In the Coco/R example parser for C# 2.0 (not Java, but the same issue is encountered), >> is not a token. Coco/R is an LL(1) parser, but various non-LL(1) constructs can be parsed using semantic predicates. That is for example also how the age old "generics vs less-than"-problem is solved in that grammar (and also in C# specification itself for that matter).

Making >> not a token is enough to fix the "nested generics problem", though it creates some minor inconvenience for parsing the right-shift operator, which is parsed as two > tokens with a semantic predicate to ensure that that production is only used for two directly-adjacent > (not two > separated by some whitespace):

bool IsShift() {
  Token pt = Peek(1);
  return (la.kind == _ltlt) ||
         ( la.kind == _gt &&
           pt.kind == _gt &&
           (la.pos + la.val.Length == pt.pos)
         );
}

ShiftExpr
= AddExpr
  { IF (IsShift())
    ("<<" | ">" ">") Unary AddExpr
  }
.

Answer 2

There is actually no reason to assume that a file is tokenized until the end before parsing begins. There are frameworks allowing you to generate parsers and tokenizers that use tokens streams that will only tokenize the lookahead. Usually, there is some sort of channel concept that can be used to let the parser or the lexer itself switch the entire set of tokenization rules, i.e. use a different automaton.

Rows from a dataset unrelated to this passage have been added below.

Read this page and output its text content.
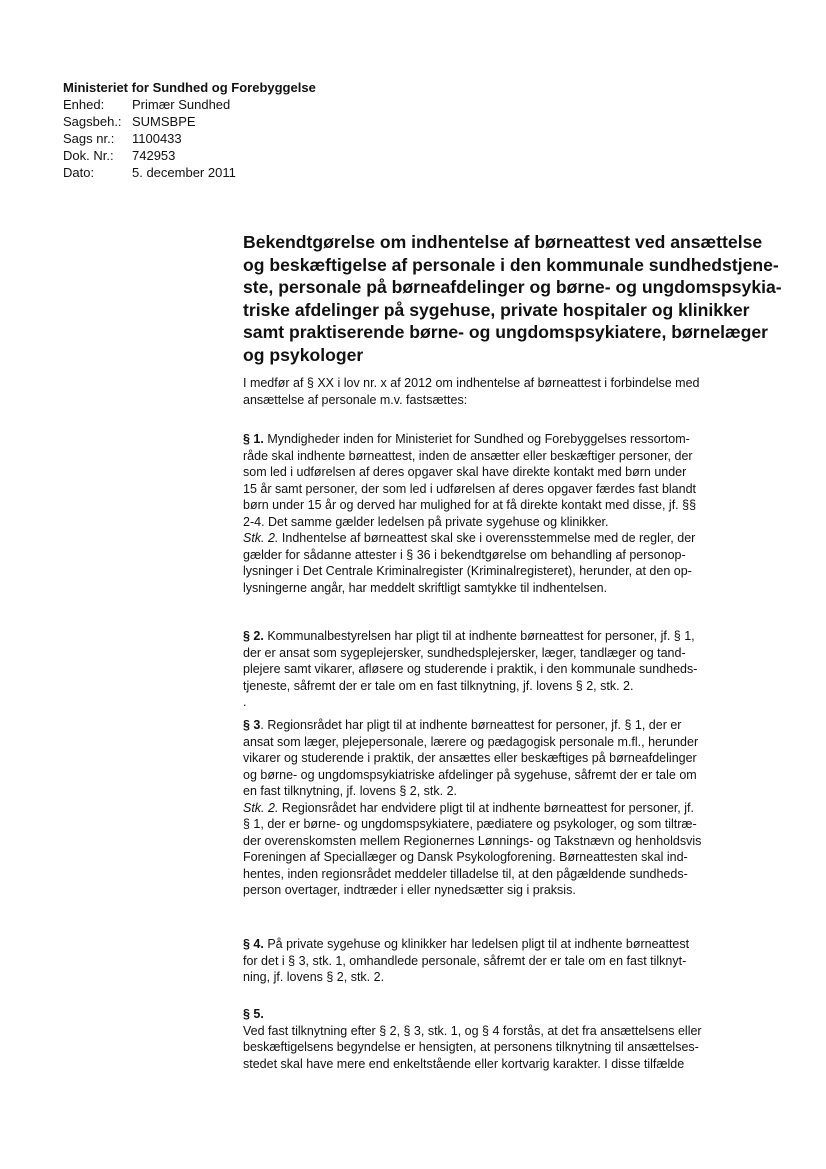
Ministeriet for Sundhed og Forebyggelse
Enhed:	Primær Sundhed
Sagsbeh.: SUMSBPE
Sags nr.:	1100433
Dok. Nr.:	742953
Dato:	5. december 2011
Bekendtgørelse om indhentelse af børneattest ved ansættelse
og beskæftigelse af personale i den kommunale sundhedstjene-
ste, personale på børneafdelinger og børne- og ungdomspsykia-
triske afdelinger på sygehuse, private hospitaler og klinikker
samt praktiserende børne- og ungdomspsykiatere, børnelæger
og psykologer
I medfør af § XX i lov nr. x af 2012 om indhentelse af børneattest i forbindelse med
ansættelse af personale m.v. fastsættes:
§ 1. Myndigheder inden for Ministeriet for Sundhed og Forebyggelses ressortom-
råde skal indhente børneattest, inden de ansætter eller beskæftiger personer, der
som led i udførelsen af deres opgaver skal have direkte kontakt med børn under
15 år samt personer, der som led i udførelsen af deres opgaver færdes fast blandt
børn under 15 år og derved har mulighed for at få direkte kontakt med disse, jf. §§
2-4. Det samme gælder ledelsen på private sygehuse og klinikker.
Stk. 2. Indhentelse af børneattest skal ske i overensstemmelse med de regler, der
gælder for sådanne attester i § 36 i bekendtgørelse om behandling af personop-
lysninger i Det Centrale Kriminalregister (Kriminalregisteret), herunder, at den op-
lysningerne angår, har meddelt skriftligt samtykke til indhentelsen.
§ 2. Kommunalbestyrelsen har pligt til at indhente børneattest for personer, jf. § 1,
der er ansat som sygeplejersker, sundhedsplejersker, læger, tandlæger og tand-
plejere samt vikarer, afløsere og studerende i praktik, i den kommunale sundheds-
tjeneste, såfremt der er tale om en fast tilknytning, jf. lovens § 2, stk. 2.
.
§ 3. Regionsrådet har pligt til at indhente børneattest for personer, jf. § 1, der er
ansat som læger, plejepersonale, lærere og pædagogisk personale m.fl., herunder
vikarer og studerende i praktik, der ansættes eller beskæftiges på børneafdelinger
og børne- og ungdomspsykiatriske afdelinger på sygehuse, såfremt der er tale om
en fast tilknytning, jf. lovens § 2, stk. 2.
Stk. 2. Regionsrådet har endvidere pligt til at indhente børneattest for personer, jf.
§ 1, der er børne- og ungdomspsykiatere, pædiatere og psykologer, og som tiltræ-
der overenskomsten mellem Regionernes Lønnings- og Takstnævn og henholdsvis
Foreningen af Speciallæger og Dansk Psykologforening. Børneattesten skal ind-
hentes, inden regionsrådet meddeler tilladelse til, at den pågældende sundheds-
person overtager, indtræder i eller nynedsætter sig i praksis.
§ 4. På private sygehuse og klinikker har ledelsen pligt til at indhente børneattest
for det i § 3, stk. 1, omhandlede personale, såfremt der er tale om en fast tilknyt-
ning, jf. lovens § 2, stk. 2.
§ 5.
Ved fast tilknytning efter § 2, § 3, stk. 1, og § 4 forstås, at det fra ansættelsens eller
beskæftigelsens begyndelse er hensigten, at personens tilknytning til ansættelses-
stedet skal have mere end enkeltstående eller kortvarig karakter. I disse tilfælde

The reference to parser combinators is particularly interesting as it is very easy to get right there as long as you don't do backtrack over the switching points and have a token stream that shares position and does itself not backtrack.

Answer 3

The usual way to handle this is to NOT recognize things like >> and >= as single tokens in the lexer and instead defer combining them until the parser. This requires a little bit of extra work to ensure that something like > /* comment */ > is not recognized as a right shift.

The commonly used tool lex has a very useful "following context" pattern that can be used for this to recognize > characters that are immediately followed by a > or = and mark them specially for the parser by using a different token. So your lex rules might have something like

">"/[>=]    return GRT1;  /* greater-than which can start a shift or greater-or-equal */
">"         return GRT2;  /* stand-alone greater-than */

Then in the parser, it can recognize a GRT1 GRT2 (or GRT1 GRT1) pair as a right-shift operand in any rule where that is legal. Rules for type parameter lists can end with either a GRT1 or a GRT2.